One other threat has now arisen for ISPs looking to be home security experts: lawsuits.

One couple is suing Comcast after the company’s home security platform failed to detect intruders who broke into their home and attempted to sever the arms and legs of their son for fun (seriously).

One month later, police say two men were on a thrill mission to kill. They broke into the Rawats’ basement window and ripped their 18-year-old son from his bed and tortured him, trying to cut off his arm and leg.

"He was full of blood from head to toe, with gashes," said Rawat. "He was in the worst situation possible that a mother wants to see her child in."

But what gnaws at this mother’s memory: the security system, she says, failed them.

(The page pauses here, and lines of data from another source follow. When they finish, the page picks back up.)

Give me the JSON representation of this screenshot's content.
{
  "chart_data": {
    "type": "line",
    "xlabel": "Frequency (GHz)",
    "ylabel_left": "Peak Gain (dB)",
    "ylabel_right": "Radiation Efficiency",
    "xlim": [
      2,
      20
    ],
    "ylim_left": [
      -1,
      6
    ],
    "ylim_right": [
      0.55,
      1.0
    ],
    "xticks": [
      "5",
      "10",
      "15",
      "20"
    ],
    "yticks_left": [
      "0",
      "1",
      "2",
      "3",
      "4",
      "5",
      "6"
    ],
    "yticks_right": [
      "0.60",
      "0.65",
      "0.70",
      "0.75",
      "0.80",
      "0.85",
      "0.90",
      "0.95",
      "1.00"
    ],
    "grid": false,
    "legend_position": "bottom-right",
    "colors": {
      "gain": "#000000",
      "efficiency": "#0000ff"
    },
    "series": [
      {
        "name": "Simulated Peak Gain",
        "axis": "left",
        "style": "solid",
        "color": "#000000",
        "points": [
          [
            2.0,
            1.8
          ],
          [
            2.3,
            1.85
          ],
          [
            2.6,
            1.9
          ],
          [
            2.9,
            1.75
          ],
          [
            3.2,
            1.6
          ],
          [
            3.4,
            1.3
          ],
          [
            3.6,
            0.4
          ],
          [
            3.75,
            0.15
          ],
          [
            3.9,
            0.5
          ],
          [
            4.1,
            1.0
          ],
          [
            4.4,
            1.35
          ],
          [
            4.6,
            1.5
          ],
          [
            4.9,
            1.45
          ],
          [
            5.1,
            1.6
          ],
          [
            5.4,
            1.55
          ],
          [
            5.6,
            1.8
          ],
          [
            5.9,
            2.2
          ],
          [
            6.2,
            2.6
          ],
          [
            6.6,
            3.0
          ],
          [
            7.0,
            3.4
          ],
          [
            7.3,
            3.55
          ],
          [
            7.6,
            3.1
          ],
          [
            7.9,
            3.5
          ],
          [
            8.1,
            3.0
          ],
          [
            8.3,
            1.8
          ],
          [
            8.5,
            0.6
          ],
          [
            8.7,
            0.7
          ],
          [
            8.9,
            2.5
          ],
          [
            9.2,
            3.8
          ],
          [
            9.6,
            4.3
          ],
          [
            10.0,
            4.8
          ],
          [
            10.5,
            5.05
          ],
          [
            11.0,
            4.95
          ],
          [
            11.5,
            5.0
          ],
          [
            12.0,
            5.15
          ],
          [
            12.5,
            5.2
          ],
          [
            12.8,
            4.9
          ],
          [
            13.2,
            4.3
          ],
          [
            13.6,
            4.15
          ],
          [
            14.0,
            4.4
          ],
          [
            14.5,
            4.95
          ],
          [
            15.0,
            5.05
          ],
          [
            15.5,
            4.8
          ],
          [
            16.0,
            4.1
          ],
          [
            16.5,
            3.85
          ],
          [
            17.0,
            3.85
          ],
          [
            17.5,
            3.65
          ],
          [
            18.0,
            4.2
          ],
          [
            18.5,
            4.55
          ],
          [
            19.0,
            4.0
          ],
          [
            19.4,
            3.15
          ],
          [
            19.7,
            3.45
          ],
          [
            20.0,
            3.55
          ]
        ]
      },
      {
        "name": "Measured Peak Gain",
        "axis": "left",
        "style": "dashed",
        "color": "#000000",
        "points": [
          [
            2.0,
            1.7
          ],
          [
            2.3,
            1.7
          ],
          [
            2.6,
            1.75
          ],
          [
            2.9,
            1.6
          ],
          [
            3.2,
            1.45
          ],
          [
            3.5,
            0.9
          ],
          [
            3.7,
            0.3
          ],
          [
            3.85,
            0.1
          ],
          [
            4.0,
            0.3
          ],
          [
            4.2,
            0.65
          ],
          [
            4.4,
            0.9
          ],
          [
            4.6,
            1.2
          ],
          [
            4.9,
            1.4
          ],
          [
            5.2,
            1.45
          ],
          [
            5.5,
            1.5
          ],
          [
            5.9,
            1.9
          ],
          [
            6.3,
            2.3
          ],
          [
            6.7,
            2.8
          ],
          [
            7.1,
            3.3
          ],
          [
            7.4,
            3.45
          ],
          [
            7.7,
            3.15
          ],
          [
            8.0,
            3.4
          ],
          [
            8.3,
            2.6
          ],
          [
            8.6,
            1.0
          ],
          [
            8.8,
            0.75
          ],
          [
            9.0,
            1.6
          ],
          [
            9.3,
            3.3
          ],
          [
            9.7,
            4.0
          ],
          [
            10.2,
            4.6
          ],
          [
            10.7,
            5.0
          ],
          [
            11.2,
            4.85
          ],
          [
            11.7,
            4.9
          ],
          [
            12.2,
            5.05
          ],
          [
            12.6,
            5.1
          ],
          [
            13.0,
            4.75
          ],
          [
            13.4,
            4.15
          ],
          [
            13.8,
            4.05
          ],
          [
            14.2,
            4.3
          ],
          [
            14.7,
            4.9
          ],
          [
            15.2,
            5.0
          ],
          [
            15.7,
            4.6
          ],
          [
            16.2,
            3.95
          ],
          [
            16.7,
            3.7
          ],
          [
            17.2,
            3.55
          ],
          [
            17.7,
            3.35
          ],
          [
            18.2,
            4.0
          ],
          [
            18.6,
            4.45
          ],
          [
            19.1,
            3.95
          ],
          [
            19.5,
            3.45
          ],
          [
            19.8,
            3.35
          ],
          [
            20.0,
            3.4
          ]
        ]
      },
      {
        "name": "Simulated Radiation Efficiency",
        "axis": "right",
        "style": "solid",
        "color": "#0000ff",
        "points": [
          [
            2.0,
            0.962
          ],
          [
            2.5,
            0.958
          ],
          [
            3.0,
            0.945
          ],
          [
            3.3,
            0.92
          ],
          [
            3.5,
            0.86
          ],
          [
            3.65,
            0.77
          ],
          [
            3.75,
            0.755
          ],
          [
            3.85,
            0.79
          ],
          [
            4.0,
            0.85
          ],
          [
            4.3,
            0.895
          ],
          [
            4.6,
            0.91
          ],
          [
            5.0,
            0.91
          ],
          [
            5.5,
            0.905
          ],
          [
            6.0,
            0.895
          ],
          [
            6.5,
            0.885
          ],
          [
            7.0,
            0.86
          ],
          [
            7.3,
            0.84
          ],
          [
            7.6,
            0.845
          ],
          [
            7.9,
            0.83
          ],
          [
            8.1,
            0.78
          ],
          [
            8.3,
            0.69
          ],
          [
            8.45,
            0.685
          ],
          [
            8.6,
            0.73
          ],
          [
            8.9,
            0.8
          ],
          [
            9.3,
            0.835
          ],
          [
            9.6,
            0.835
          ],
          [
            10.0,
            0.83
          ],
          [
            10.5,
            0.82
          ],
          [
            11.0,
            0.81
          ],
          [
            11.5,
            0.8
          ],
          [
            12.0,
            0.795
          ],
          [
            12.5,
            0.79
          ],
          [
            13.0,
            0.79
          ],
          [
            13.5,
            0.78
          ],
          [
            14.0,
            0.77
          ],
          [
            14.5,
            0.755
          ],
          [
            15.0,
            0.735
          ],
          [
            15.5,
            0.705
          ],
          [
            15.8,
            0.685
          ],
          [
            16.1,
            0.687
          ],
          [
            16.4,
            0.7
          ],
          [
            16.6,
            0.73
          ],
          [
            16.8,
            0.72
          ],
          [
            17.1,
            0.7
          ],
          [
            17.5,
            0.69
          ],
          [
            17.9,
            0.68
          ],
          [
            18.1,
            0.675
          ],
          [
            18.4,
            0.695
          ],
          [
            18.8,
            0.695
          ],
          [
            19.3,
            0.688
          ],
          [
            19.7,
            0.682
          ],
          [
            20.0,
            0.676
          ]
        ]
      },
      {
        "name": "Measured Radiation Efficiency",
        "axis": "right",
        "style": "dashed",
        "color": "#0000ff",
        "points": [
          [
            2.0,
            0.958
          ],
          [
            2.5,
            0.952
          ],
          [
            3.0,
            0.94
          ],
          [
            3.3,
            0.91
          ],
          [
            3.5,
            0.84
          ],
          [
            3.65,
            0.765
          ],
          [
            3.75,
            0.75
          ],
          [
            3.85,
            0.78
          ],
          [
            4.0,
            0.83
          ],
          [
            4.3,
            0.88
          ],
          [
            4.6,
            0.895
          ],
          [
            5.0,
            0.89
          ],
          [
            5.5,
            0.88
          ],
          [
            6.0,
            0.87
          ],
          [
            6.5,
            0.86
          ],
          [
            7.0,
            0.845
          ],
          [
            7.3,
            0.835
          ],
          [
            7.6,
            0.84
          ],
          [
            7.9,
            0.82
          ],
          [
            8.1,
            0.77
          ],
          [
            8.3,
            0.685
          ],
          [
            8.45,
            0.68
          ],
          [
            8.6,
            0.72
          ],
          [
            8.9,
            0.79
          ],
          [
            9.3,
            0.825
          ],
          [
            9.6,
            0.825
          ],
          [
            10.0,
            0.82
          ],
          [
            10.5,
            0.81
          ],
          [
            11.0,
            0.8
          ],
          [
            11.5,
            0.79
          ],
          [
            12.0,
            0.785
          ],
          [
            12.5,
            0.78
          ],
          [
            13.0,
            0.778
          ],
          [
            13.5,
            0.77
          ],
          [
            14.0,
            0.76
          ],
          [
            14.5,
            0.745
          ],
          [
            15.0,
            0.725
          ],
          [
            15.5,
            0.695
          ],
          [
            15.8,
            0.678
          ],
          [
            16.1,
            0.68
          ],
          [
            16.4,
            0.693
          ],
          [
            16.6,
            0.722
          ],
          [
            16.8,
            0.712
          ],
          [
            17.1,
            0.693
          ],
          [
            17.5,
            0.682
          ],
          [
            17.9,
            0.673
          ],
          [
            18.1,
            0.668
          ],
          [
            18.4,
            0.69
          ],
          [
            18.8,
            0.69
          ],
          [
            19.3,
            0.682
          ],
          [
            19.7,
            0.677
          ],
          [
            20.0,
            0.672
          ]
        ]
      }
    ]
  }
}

The report notes Comcast didn’t install motion detectors on the basement window, promising the couple their home was now "intruder proof."

Like other security firms, Comcast’s contract with security and automation users has users waive all Comcast liability for failed systems, something the couple’s now going to test in court.

Comcast Xfinity Home Security isn’t cheap. In addition to a $30 to $40 per month fee depending on your features, the service features a very steep early termination fee: $770 for the basic service, and $1100 for the Premier service.

You’ll also have to pay an activation fee (which Comcast is waiving for new markets), and an installation charge of between $200 & $300.

Comcast’s security and home automation platform already made the news after a couple recently complained when they realized the service hasn’t been working for seven years.

While the couple is obviously at fault for not paying attention, Comcast’s also at fault for continuing to bill those users that entire period without adequately ensuring the system was working.